First, ensure that audio enhancements are turned off within Windows 10. See instructions here.

Now that those are disabled, you may still have more places where these kinds of enhancements are turned on, or you may have a sound driver that doesn't have options to turn them off. Check what sound driver(s) is/are active on your computer by opening Device Manager (type it in your search bar) and expanding the "Sound, video and game controllers" menu. There may be several listed, from companies such as Intel and Realtek.

Search for each of these on your computer and see if you have a program installed along with that driver that serves as a control panel for it. In this program, look for where to turn off audio enhancements (search online for support for your specific driver if you need to.)

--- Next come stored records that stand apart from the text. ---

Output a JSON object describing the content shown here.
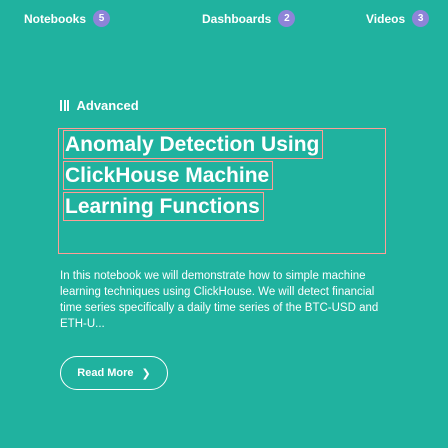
{
  "nav": {
    "items": [
      {
        "label": "Notebooks",
        "count": "5"
      },
      {
        "label": "Dashboards",
        "count": "2"
      },
      {
        "label": "Videos",
        "count": "3"
      }
    ]
  },
  "post": {
    "category": "Advanced",
    "category_icon": "bar-chart-icon",
    "title_lines": [
      "Anomaly Detection Using",
      "ClickHouse Machine",
      "Learning Functions"
    ],
    "description": "In this notebook we will demonstrate how to simple machine learning techniques using ClickHouse. We will detect financial time series specifically a daily time series of the BTC-USD and ETH-U...",
    "read_more_label": "Read More",
    "read_more_icon": "chevron-right-icon"
  },
  "colors": {
    "background": "#20b29f",
    "badge": "#8e84d8",
    "highlight_border": "#ff9d96",
    "text": "#ffffff"
  }
}
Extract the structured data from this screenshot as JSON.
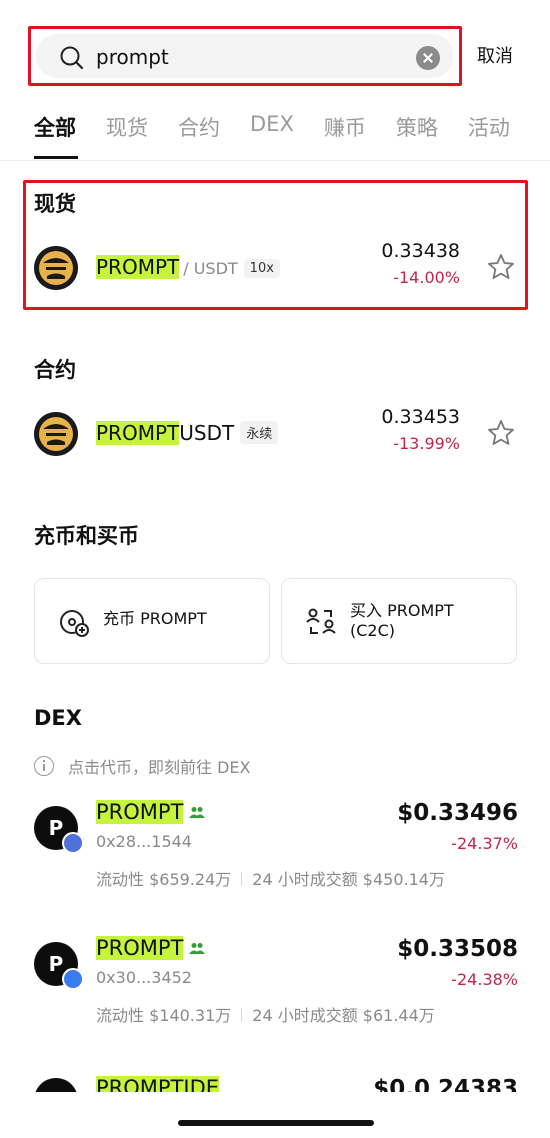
{
  "search": {
    "query": "prompt",
    "cancel_label": "取消"
  },
  "tabs": [
    {
      "label": "全部",
      "active": true
    },
    {
      "label": "现货",
      "active": false
    },
    {
      "label": "合约",
      "active": false
    },
    {
      "label": "DEX",
      "active": false
    },
    {
      "label": "赚币",
      "active": false
    },
    {
      "label": "策略",
      "active": false
    },
    {
      "label": "活动",
      "active": false
    }
  ],
  "spot": {
    "title": "现货",
    "item": {
      "base": "PROMPT",
      "quote": "/ USDT",
      "tag": "10x",
      "price": "0.33438",
      "change": "-14.00%"
    }
  },
  "futures": {
    "title": "合约",
    "item": {
      "base": "PROMPT",
      "quote": "USDT",
      "tag": "永续",
      "price": "0.33453",
      "change": "-13.99%"
    }
  },
  "deposit": {
    "title": "充币和买币",
    "deposit_label": "充币 PROMPT",
    "buy_label_line1": "买入 PROMPT",
    "buy_label_line2": "(C2C)"
  },
  "dex": {
    "title": "DEX",
    "note": "点击代币，即刻前往 DEX",
    "items": [
      {
        "logo": "P",
        "name": "PROMPT",
        "address": "0x28...1544",
        "liquidity": "流动性 $659.24万",
        "volume": "24 小时成交额 $450.14万",
        "price": "$0.33496",
        "change": "-24.37%",
        "chain": "ethereum"
      },
      {
        "logo": "P",
        "name": "PROMPT",
        "address": "0x30...3452",
        "liquidity": "流动性 $140.31万",
        "volume": "24 小时成交额 $61.44万",
        "price": "$0.33508",
        "change": "-24.38%",
        "chain": "base"
      }
    ],
    "partial": {
      "name": "PROMPTIDE",
      "price": "$0.0 24383"
    }
  },
  "colors": {
    "highlight": "#c6f33c",
    "negative": "#c0284a",
    "annotation_border": "#e0141e"
  }
}
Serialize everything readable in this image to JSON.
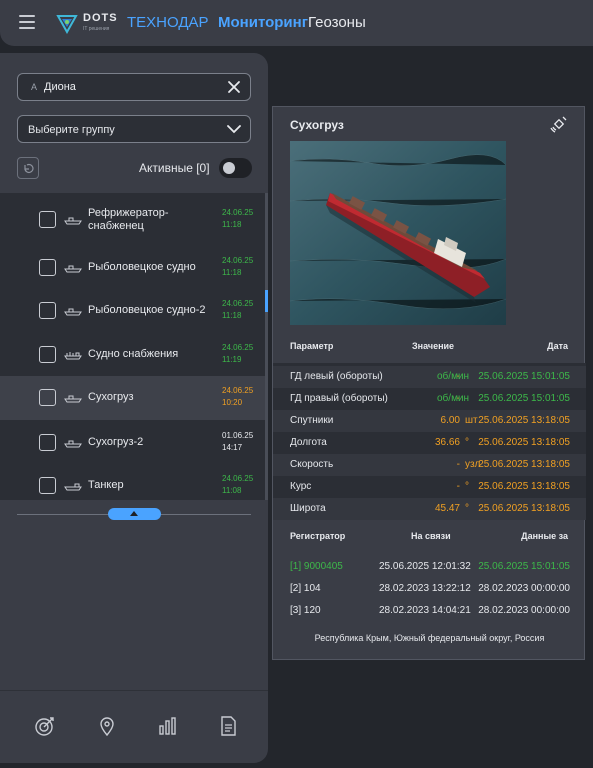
{
  "header": {
    "logo_text": "DOTS",
    "logo_sub": "IT решения",
    "brand": "ТЕХНОДАР",
    "nav": [
      {
        "label": "Мониторинг",
        "active": true
      },
      {
        "label": "Геозоны",
        "active": false
      }
    ]
  },
  "sidebar": {
    "search": {
      "prefix": "A",
      "value": "Диона"
    },
    "group_select": {
      "value": "Выберите группу"
    },
    "active_label": "Активные [0]",
    "vessels": [
      {
        "name": "Рефрижератор-снабженец",
        "date": "24.06.25",
        "time": "11:18",
        "status": "green"
      },
      {
        "name": "Рыболовецкое судно",
        "date": "24.06.25",
        "time": "11:18",
        "status": "green"
      },
      {
        "name": "Рыболовецкое судно-2",
        "date": "24.06.25",
        "time": "11:18",
        "status": "green"
      },
      {
        "name": "Судно снабжения",
        "date": "24.06.25",
        "time": "11:19",
        "status": "green"
      },
      {
        "name": "Сухогруз",
        "date": "24.06.25",
        "time": "10:20",
        "status": "orange"
      },
      {
        "name": "Сухогруз-2",
        "date": "01.06.25",
        "time": "14:17",
        "status": "white"
      },
      {
        "name": "Танкер",
        "date": "24.06.25",
        "time": "11:08",
        "status": "green"
      }
    ],
    "bottom_icons": [
      "target-icon",
      "location-pin-icon",
      "bar-chart-icon",
      "report-document-icon"
    ]
  },
  "card": {
    "title": "Сухогруз",
    "params_header": {
      "param": "Параметр",
      "value": "Значение",
      "date": "Дата"
    },
    "params": [
      {
        "name": "ГД левый (обороты)",
        "value": "-",
        "unit": "об/мин",
        "date": "25.06.2025 15:01:05",
        "color": "green"
      },
      {
        "name": "ГД правый (обороты)",
        "value": "-",
        "unit": "об/мин",
        "date": "25.06.2025 15:01:05",
        "color": "green"
      },
      {
        "name": "Спутники",
        "value": "6.00",
        "unit": "шт",
        "date": "25.06.2025 13:18:05",
        "color": "orange"
      },
      {
        "name": "Долгота",
        "value": "36.66",
        "unit": "°",
        "date": "25.06.2025 13:18:05",
        "color": "orange"
      },
      {
        "name": "Скорость",
        "value": "-",
        "unit": "узл",
        "date": "25.06.2025 13:18:05",
        "color": "orange"
      },
      {
        "name": "Курс",
        "value": "-",
        "unit": "°",
        "date": "25.06.2025 13:18:05",
        "color": "orange"
      },
      {
        "name": "Широта",
        "value": "45.47",
        "unit": "°",
        "date": "25.06.2025 13:18:05",
        "color": "orange"
      }
    ],
    "reg_header": {
      "reg": "Регистратор",
      "online": "На связи",
      "data": "Данные за"
    },
    "registrators": [
      {
        "id": "[1] 9000405",
        "online": "25.06.2025 12:01:32",
        "data": "25.06.2025 15:01:05",
        "color": "green"
      },
      {
        "id": "[2] 104",
        "online": "28.02.2023 13:22:12",
        "data": "28.02.2023 00:00:00",
        "color": "white"
      },
      {
        "id": "[3] 120",
        "online": "28.02.2023 14:04:21",
        "data": "28.02.2023 00:00:00",
        "color": "white"
      }
    ],
    "address": "Республика Крым, Южный федеральный округ, Россия"
  }
}
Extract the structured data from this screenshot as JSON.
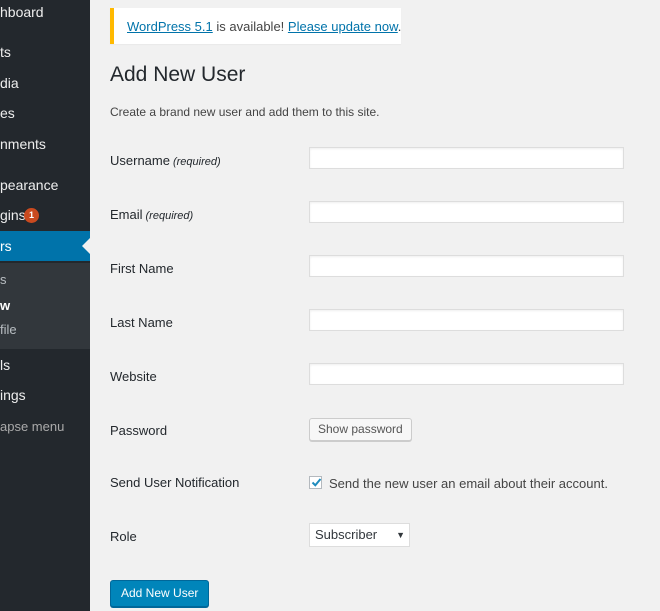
{
  "sidebar": {
    "items": [
      {
        "label": "hboard"
      },
      {
        "label": "ts"
      },
      {
        "label": "dia"
      },
      {
        "label": "es"
      },
      {
        "label": "nments"
      },
      {
        "label": "pearance"
      },
      {
        "label": "gins",
        "badge": "1"
      },
      {
        "label": "rs"
      },
      {
        "label": "ls"
      },
      {
        "label": "ings"
      }
    ],
    "submenu": [
      {
        "label": "s"
      },
      {
        "label": "w"
      },
      {
        "label": "file"
      }
    ],
    "collapse_label": "apse menu"
  },
  "notice": {
    "link1": "WordPress 5.1",
    "middle": " is available! ",
    "link2": "Please update now",
    "end": "."
  },
  "page": {
    "title": "Add New User",
    "description": "Create a brand new user and add them to this site."
  },
  "form": {
    "username_label": "Username",
    "username_req": "(required)",
    "email_label": "Email",
    "email_req": "(required)",
    "first_name_label": "First Name",
    "last_name_label": "Last Name",
    "website_label": "Website",
    "password_label": "Password",
    "show_password_button": "Show password",
    "notification_label": "Send User Notification",
    "notification_text": "Send the new user an email about their account.",
    "notification_checked": true,
    "role_label": "Role",
    "role_value": "Subscriber",
    "submit_button": "Add New User"
  },
  "colors": {
    "sidebar_bg": "#23282d",
    "accent": "#0073aa",
    "notice_border": "#ffb900",
    "badge": "#ca4a1f"
  }
}
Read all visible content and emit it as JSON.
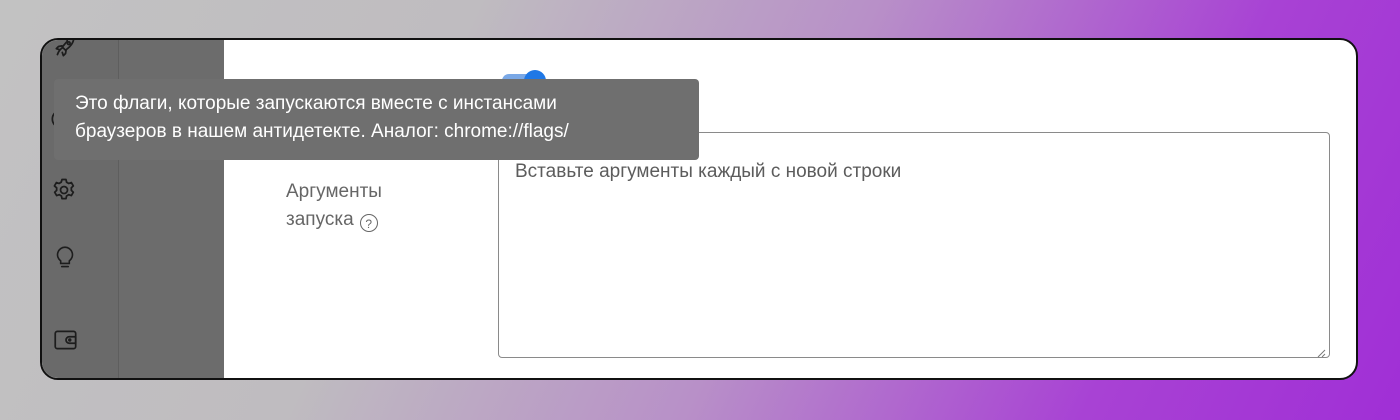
{
  "sidebar": {
    "icons": [
      "rocket-icon",
      "settings-icon",
      "lightbulb-icon",
      "wallet-icon"
    ]
  },
  "toggle": {
    "state": "on",
    "color": "#1f78e6"
  },
  "field": {
    "label_line1": "Аргументы",
    "label_line2": "запуска",
    "help_glyph": "?",
    "placeholder": "Вставьте аргументы каждый с новой строки",
    "value": ""
  },
  "tooltip": {
    "line1": "Это флаги, которые запускаются вместе с инстансами",
    "line2": "браузеров в нашем антидетекте. Аналог: chrome://flags/"
  }
}
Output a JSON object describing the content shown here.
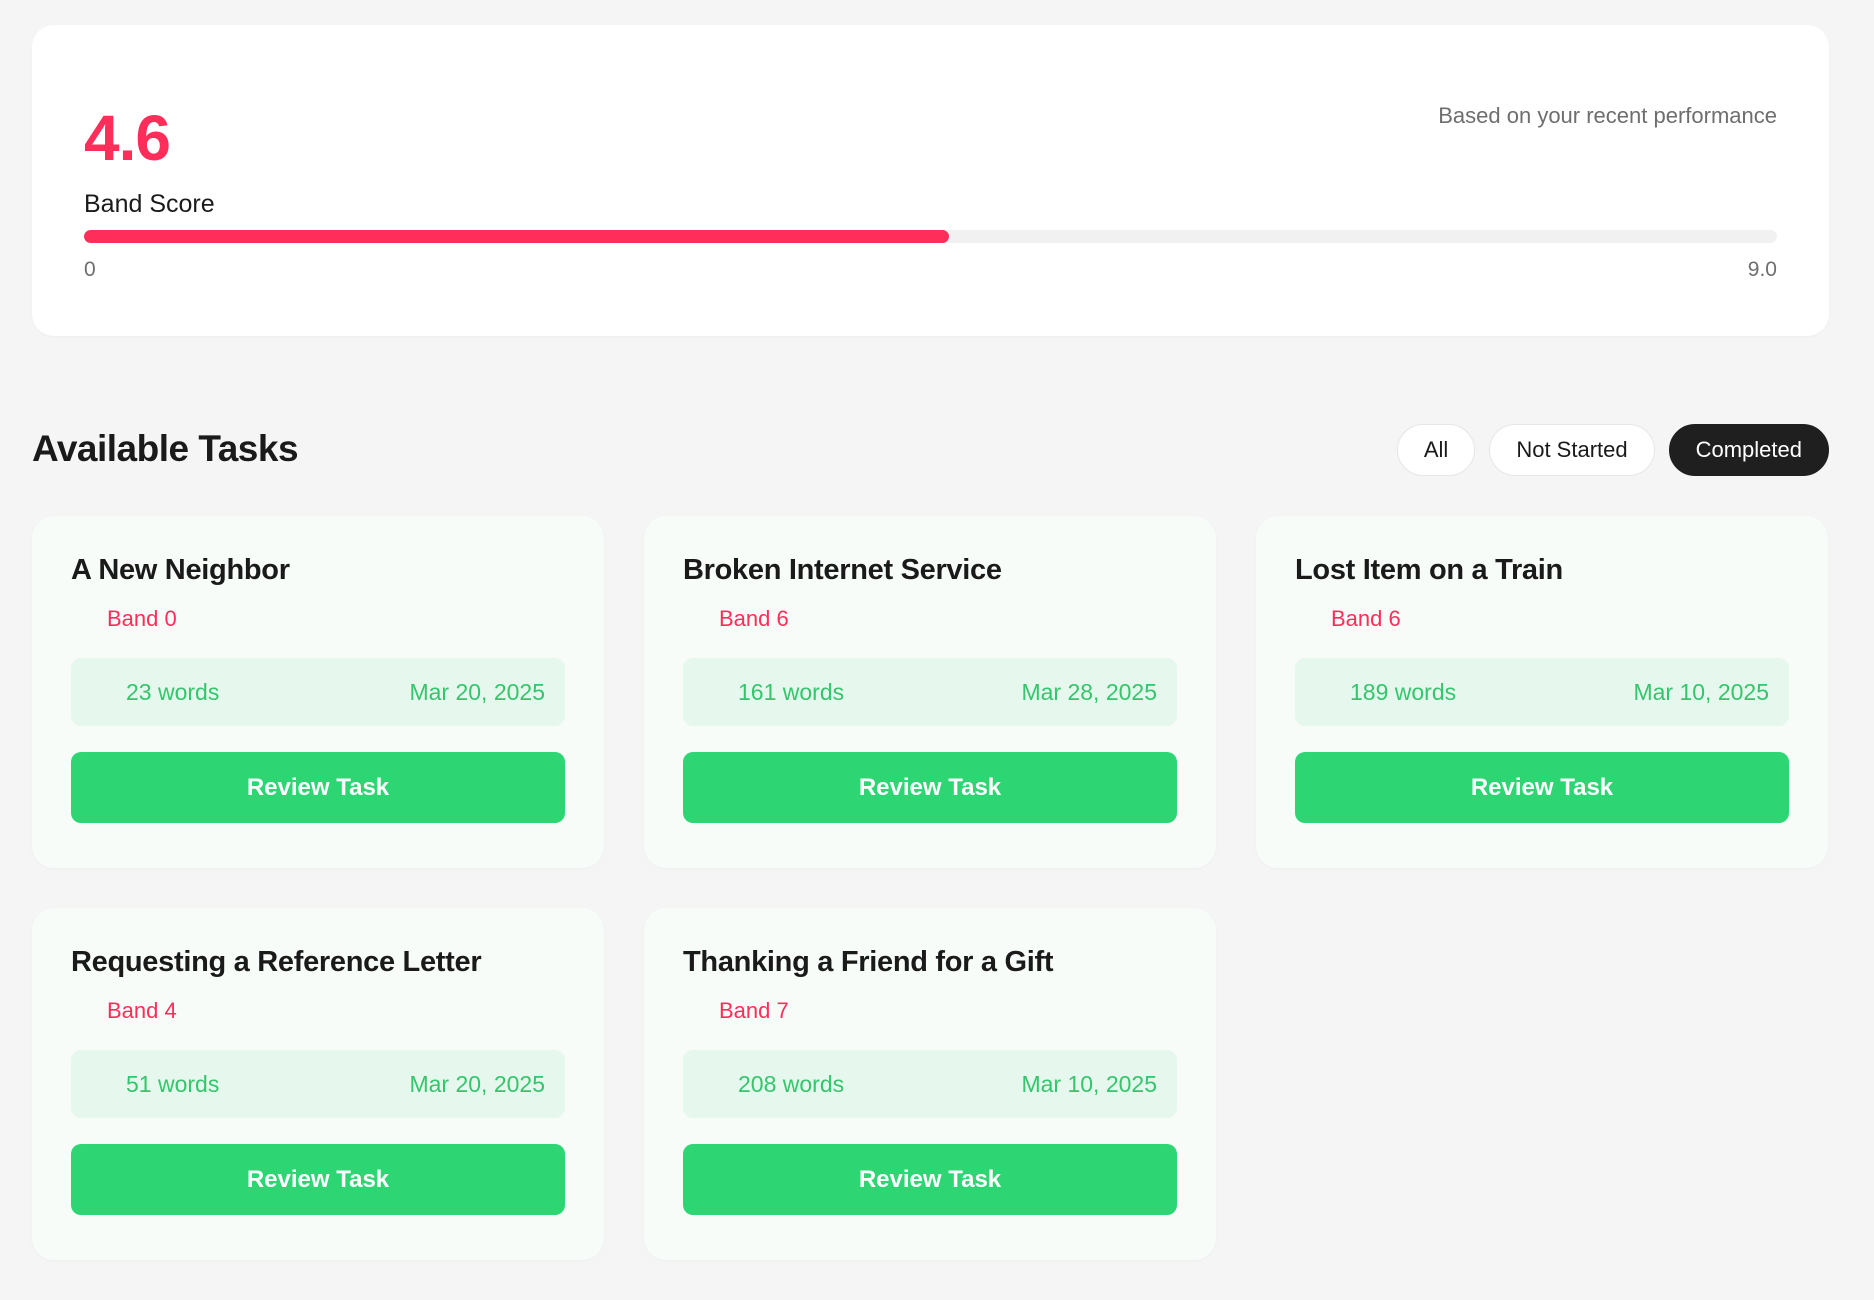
{
  "colors": {
    "accent_red": "#ff2d5a",
    "accent_green": "#2ed573",
    "meta_bg": "#e6f8ed",
    "meta_text": "#34c56d"
  },
  "score": {
    "value": "4.6",
    "label": "Band Score",
    "note": "Based on your recent performance",
    "min": "0",
    "max": "9.0",
    "progress_fraction": 0.511
  },
  "tasks_section": {
    "title": "Available Tasks",
    "filters": [
      {
        "label": "All",
        "active": false
      },
      {
        "label": "Not Started",
        "active": false
      },
      {
        "label": "Completed",
        "active": true
      }
    ]
  },
  "tasks": [
    {
      "title": "A New Neighbor",
      "band": "Band 0",
      "words": "23 words",
      "date": "Mar 20, 2025",
      "button": "Review Task"
    },
    {
      "title": "Broken Internet Service",
      "band": "Band 6",
      "words": "161 words",
      "date": "Mar 28, 2025",
      "button": "Review Task"
    },
    {
      "title": "Lost Item on a Train",
      "band": "Band 6",
      "words": "189 words",
      "date": "Mar 10, 2025",
      "button": "Review Task"
    },
    {
      "title": "Requesting a Reference Letter",
      "band": "Band 4",
      "words": "51 words",
      "date": "Mar 20, 2025",
      "button": "Review Task"
    },
    {
      "title": "Thanking a Friend for a Gift",
      "band": "Band 7",
      "words": "208 words",
      "date": "Mar 10, 2025",
      "button": "Review Task"
    }
  ]
}
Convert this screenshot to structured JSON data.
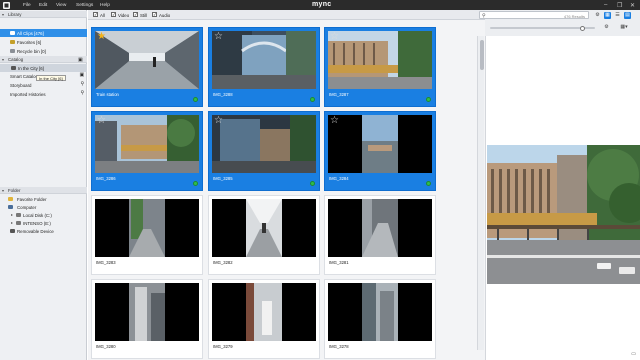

Waves MaxxAudio is a type of Realtek driver that ships with some Dell computers, and applies a lot of audio "enhancements" but (at present) has no options to turn them off. If you have Waves MaxxAudio on your computer, your only recourse is to uninstall it and revert to a generic Windows sound driver. Because Waves MaxxAudio causes so many problems, BITTSy versions 1.32 and later will specifically check to see if Waves MaxxAudio is installed and display a warning if it detects it on your system, every time you open BITTSy.

The warning dialog contains a link with steps to fix the issue and install the generic sound driver. Once you restart your computer, check that Waves MaxxAudio is really gone (open BITTSy and it will check for you!) Your computer will scan for new drivers on restart, and may find an older version of Waves MaxxAudio that wasn't removed during the uninstall, or could download a new copy of Waves MaxxAudio via Windows Update whenever an updated driver is made available. If this happens, you'll need to repeat the process again until it is completely gone.

Under the Advanced Settings menu in BITTSy, there are also options to pause or disable Waves MaxxAudio. These can be used if you are unable to uninstall it. However, you will need to re-select to disable Waves whenever you download and start using a new version of BITTSy.

It is possible that there are other sound drivers out there that are just as bad as Waves MaxxAudio... this is just the one that several of our beta testing labs encountered. If you have a different driver but are having similar audio problems, you can still use our instructions to disable it and replace it with a generic driver. (If that fixes the issue, let us know what your driver was so we can add it to the bad list!)

Sound card manufacturing issue

A final possibility is that there could be a defect in your sound card that is causing it to have electrical crossover between audio channels. This is rare, because the manufacturing standards for channel crossover at normal playing volumes are set well below human hearing thresholds - there would need to be a major issue to make them even barely audible. But if you've eliminated other possibilities, it may be best to try to replace your sound card. Check warranties, whether your sound card is the standard one for your computer model, and what other sound cards are compatible.